Record number of Native Americans running for office in midterms

Deb Haaland worked on President Obama's 2008 campaign before chairing New Mexico's Democratic Party. Now she's running for office with a record number of other Native Americans across the country. Juan Labreche/AP

By Leila Fadel and Talia Wiener/NPR

On a recent afternoon in Albuquerque, N.M., Deb Haaland sits with a thick stack of paper in front of her, calling donors to thank them for their contributions and to ask them for more money. After winning her Democratic primary, Haaland, a member of the Pueblo of Laguna, is running for the U.S. House in a strongly Democratic district in New Mexico.

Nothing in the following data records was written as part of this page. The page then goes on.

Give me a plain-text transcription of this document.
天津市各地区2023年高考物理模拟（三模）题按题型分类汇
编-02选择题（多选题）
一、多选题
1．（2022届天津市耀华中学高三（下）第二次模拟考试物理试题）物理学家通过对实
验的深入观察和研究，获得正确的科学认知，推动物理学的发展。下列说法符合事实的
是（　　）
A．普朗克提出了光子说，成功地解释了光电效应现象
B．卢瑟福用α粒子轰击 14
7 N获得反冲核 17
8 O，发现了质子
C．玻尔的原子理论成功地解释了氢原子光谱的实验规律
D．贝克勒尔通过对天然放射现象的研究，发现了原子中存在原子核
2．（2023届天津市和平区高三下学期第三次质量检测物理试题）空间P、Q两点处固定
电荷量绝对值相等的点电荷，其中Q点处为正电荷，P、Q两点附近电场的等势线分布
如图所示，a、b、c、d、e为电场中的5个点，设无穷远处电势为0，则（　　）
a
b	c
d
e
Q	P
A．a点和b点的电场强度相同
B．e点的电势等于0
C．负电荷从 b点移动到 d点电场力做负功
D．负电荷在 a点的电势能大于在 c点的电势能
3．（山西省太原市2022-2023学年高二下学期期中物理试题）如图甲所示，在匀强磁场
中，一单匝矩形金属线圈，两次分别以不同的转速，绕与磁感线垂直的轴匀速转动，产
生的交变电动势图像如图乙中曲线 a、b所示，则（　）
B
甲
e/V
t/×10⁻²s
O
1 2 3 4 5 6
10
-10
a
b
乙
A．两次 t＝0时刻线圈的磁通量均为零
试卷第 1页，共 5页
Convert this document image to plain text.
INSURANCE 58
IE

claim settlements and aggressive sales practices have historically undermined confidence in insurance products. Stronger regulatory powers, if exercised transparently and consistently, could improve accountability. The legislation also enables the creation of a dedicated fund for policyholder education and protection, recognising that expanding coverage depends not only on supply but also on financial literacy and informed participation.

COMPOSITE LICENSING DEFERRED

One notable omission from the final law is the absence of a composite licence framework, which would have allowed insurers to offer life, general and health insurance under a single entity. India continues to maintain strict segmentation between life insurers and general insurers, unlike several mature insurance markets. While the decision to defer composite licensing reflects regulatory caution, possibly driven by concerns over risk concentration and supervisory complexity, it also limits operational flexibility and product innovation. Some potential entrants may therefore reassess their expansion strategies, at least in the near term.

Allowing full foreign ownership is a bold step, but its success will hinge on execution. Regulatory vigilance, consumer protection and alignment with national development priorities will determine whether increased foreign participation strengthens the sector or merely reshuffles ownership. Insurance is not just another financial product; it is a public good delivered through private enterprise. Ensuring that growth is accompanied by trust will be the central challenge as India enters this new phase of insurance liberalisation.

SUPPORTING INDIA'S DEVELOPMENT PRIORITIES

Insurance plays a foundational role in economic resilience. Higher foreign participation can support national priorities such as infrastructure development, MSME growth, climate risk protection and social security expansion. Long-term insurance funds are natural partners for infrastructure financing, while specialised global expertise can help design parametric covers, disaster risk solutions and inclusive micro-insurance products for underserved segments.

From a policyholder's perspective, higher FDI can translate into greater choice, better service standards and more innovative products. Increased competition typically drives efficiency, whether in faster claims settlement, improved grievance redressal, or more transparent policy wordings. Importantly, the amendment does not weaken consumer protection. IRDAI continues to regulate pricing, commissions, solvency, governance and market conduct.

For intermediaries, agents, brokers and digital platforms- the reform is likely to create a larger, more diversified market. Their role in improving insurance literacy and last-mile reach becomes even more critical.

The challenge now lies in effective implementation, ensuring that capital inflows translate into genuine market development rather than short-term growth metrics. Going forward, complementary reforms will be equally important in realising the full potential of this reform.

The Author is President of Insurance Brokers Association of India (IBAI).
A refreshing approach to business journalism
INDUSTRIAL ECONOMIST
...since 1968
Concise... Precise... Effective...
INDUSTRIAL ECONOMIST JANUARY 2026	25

That means she may soon be the first Native American woman in Congress.
“Somebody has to be the first,” she says as she walks through the southeast neighborhood where her office is. “Native women, I mean we’ve been on the frontlines for a long, long time. Think of all the native women who have fought for treaty rights and fishing rights and all of those things.”

Haaland worked on President Obama’s 2008 campaign before chairing the state’s Democratic Party. But after thinking a woman would become president in 2016 and feeling let down, she says she decided to run for federal office. Because she says, she understands what it is to be working class in the United States. “I identified with so much of what people go through in this district and in the state. Half of our population is Medicaid eligible,” she says. “I know what it’s like to be on food stamps. My daughter and I both are paying off our student loans. So, I just felt like I know what it’s like and we need more people who know what it’s like to struggle.”